トップが語る、「いま、伝えたいこと」

このページでは、舩井幸雄の遺志を引き継ぐ舩井勝仁と佐野浩一が、“新舩井流”をめざし、皆様に「いま、伝えたいこと」を毎週交互に語っていきます。
毎週月曜日定期更新
2022年8月15日
新しいわたし (※舩井勝仁執筆)

 相場のムードは夏休み。外国の金融関係の人は長期の休みを取る人が多く、夏やクリスマス休暇の時は市場は閑散とします。ただ、参加者が少ないということは、市場が乱高下しやすいということでもあり、逆にこのタイミングでそれを狙って一儲けしようという人たちもいます。弊社も夏休みの関係でいつもよりも早めに原稿を書いているので、お盆真っ盛りにアップさせていただいている時には、どんな相場になっているのかはよくわかりませんが、日々売り買いをしている人ならば、いったん手仕舞っておく方がいいのかもしれません。
 長期分散投資の方は、それほど細かいことは気にしなくていいタイミングのような気がします。私のお金の先生であった故・竹田和平さんは、私が知っている中で唯一、バブルに振り回されずバブルの崩壊に際してもほとんど無傷で乗り切った投資家です。なぜ、そんなことができたのですかとお聞きすると、危ないときはお腹が痛くなるからわかるのだとおっしゃっていました。胃腸が弱いという弱点が相場をやるときにはプラスに転じたということですが、これから何が起こるかわからない世の中を生き抜いていくためには、何か大いなる意志を受け取る手法を身に着けておいた方がいいのかもしれません。

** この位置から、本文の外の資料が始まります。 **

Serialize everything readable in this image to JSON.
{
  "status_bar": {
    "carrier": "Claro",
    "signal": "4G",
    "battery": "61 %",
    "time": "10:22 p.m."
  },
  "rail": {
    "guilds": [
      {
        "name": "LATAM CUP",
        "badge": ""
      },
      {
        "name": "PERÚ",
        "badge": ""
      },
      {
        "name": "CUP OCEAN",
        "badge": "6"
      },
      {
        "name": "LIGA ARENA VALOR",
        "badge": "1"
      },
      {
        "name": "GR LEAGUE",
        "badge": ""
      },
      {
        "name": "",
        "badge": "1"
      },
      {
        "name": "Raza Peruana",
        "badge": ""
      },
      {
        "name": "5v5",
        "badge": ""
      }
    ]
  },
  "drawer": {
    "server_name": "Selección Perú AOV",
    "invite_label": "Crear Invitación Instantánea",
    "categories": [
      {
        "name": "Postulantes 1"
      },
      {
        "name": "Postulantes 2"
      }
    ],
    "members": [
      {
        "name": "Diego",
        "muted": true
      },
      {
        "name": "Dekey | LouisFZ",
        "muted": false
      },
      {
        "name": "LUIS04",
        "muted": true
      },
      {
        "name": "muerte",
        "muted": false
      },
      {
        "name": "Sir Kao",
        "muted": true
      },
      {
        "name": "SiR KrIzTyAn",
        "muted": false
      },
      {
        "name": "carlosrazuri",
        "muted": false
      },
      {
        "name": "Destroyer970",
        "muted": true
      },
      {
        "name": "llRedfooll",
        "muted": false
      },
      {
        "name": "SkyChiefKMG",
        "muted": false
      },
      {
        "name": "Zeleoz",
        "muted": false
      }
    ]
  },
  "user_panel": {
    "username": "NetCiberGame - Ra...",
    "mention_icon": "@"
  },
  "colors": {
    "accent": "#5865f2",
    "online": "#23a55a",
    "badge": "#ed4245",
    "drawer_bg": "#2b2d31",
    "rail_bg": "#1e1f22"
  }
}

 長期投資の方は、普段は値段の上げ下げを気にせずに悠然と構えているのがコツなのですが、バブルやバブルの崩壊のように数十年に一度の大きなイベントの時には、そのタイミングを事前に察知することは大事なことだと思います。評論家の中には、崩壊が起こるぞと脅かす役割の狼少年がたくさんいます。いちいち、それに振り回されていたら長期投資になりませんし、デフレの時代はいったん終わっているので投資に参加することは多くの人にとって大事なことだと感じています。だから、和平さんのような超自然的な能力を探しておくことが大事なのかもしれません。

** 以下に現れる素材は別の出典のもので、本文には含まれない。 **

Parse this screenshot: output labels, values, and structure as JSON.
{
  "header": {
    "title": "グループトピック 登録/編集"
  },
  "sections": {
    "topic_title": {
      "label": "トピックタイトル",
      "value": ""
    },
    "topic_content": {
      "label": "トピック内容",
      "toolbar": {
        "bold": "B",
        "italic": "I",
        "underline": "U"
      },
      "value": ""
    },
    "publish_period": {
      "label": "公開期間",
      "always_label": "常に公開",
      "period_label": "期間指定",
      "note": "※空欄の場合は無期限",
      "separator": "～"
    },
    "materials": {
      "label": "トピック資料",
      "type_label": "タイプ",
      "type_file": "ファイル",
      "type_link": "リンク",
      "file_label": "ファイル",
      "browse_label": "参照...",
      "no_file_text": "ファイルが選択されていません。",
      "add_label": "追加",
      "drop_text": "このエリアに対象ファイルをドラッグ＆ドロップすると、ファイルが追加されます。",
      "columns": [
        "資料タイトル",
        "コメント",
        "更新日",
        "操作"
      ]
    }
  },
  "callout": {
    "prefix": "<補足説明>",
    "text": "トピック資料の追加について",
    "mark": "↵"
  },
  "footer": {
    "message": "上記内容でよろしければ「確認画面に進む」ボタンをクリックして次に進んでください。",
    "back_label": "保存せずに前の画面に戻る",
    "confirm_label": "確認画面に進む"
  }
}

 ウクライナの戦争や台湾を巡る緊張感が高まっていることなどを考えると、いつ何時何が起こってもおかしくない状態であることは確かです。怖いのは、ゆでガエル状態で自分のいる環境が熱湯になってしまっているのに気が付かないことでもありますので、何があっても生きていけるようにしておくことは大切なのかもしれません。そして、その準備を自分のことだけを考えるのではなく、世の中にとってどうすればプラスになるかを考えながら進めておくのがコツなのかもしれません。

 そんなことを考えていると机の上で積読になっている本の中から、二戸依里著「新しいわたし」(風雲舎)という本が目に飛び込んできました。著者は神奈川県で学校の先生とやまゆり生活協同組合の理事長を掛け持ちでやっている方です。最近の本にしては、珍しく明確な起承転結が感じられない内容になっています。自然の摂理に従う生活を心がけていて、スピリチュアリティの高い方だということはよくわかりましたが、結局何が言いたいのかは一読したぐらいではよくわからない、逆に言うととてもレベルの高い本だと思います。
 いろいろな方との出会いが紹介されていますが、3分の1ぐらいの方は私も知っている人が登場していて、そういう意味では本書の大きなテーマであるシンクロニシティが起きているのかもしれません。そして、最近私がよく講演のテーマとして選ばせていただいているナラティブ(物語。ストーリーとは違い明確な起承転結がないことが特徴)な本ともいえるのかもしれません。
 切迫感はあまり感じられなかったのですが、いろいろな出会いからいま世の中が危機に直面していることが随所に感じられる内容になっています。時代は、こういう本を求めているのかもしれないなという感覚があります。もっとも印象に残ったのは、著者や本書に登場する方の魂のきれいさ。私は資本主義社会にどっぷり浸っていて、かなり汚染されているのだなということを改めて感じてしまいました。やっぱりたまには、心身や魂が洗われるような気分に浸ることの大切さを改めて感じています。
 そうすると、シンクロが起こるのだと思います。本書を読む前に西部邁著「六十年安保 センチメンタル・ジャーニー」(文芸春秋)を読んでいました。有名な保守系の論客だった西部先生は六十年安保の時は東大の学生としてブント(共産主義者同盟)の主要メンバーだったことが書かれていました。
 風雲舎の山平松生社長とは長いお付き合いをさせていただいていて、若い頃に飲みに連れて行ってもらうといつも「俺はブントだった」というのが口癖だったことを思い出していました。七十年安保の時の全共闘世代とはまた違う左翼運動のことを少し知れたことがとても楽しかったのですが、「新しいわたし」のような心がきれいになる本ばかりを出版されている山平社長のような転向(通常は左翼から右翼になることをいう)もステキだなと感じています。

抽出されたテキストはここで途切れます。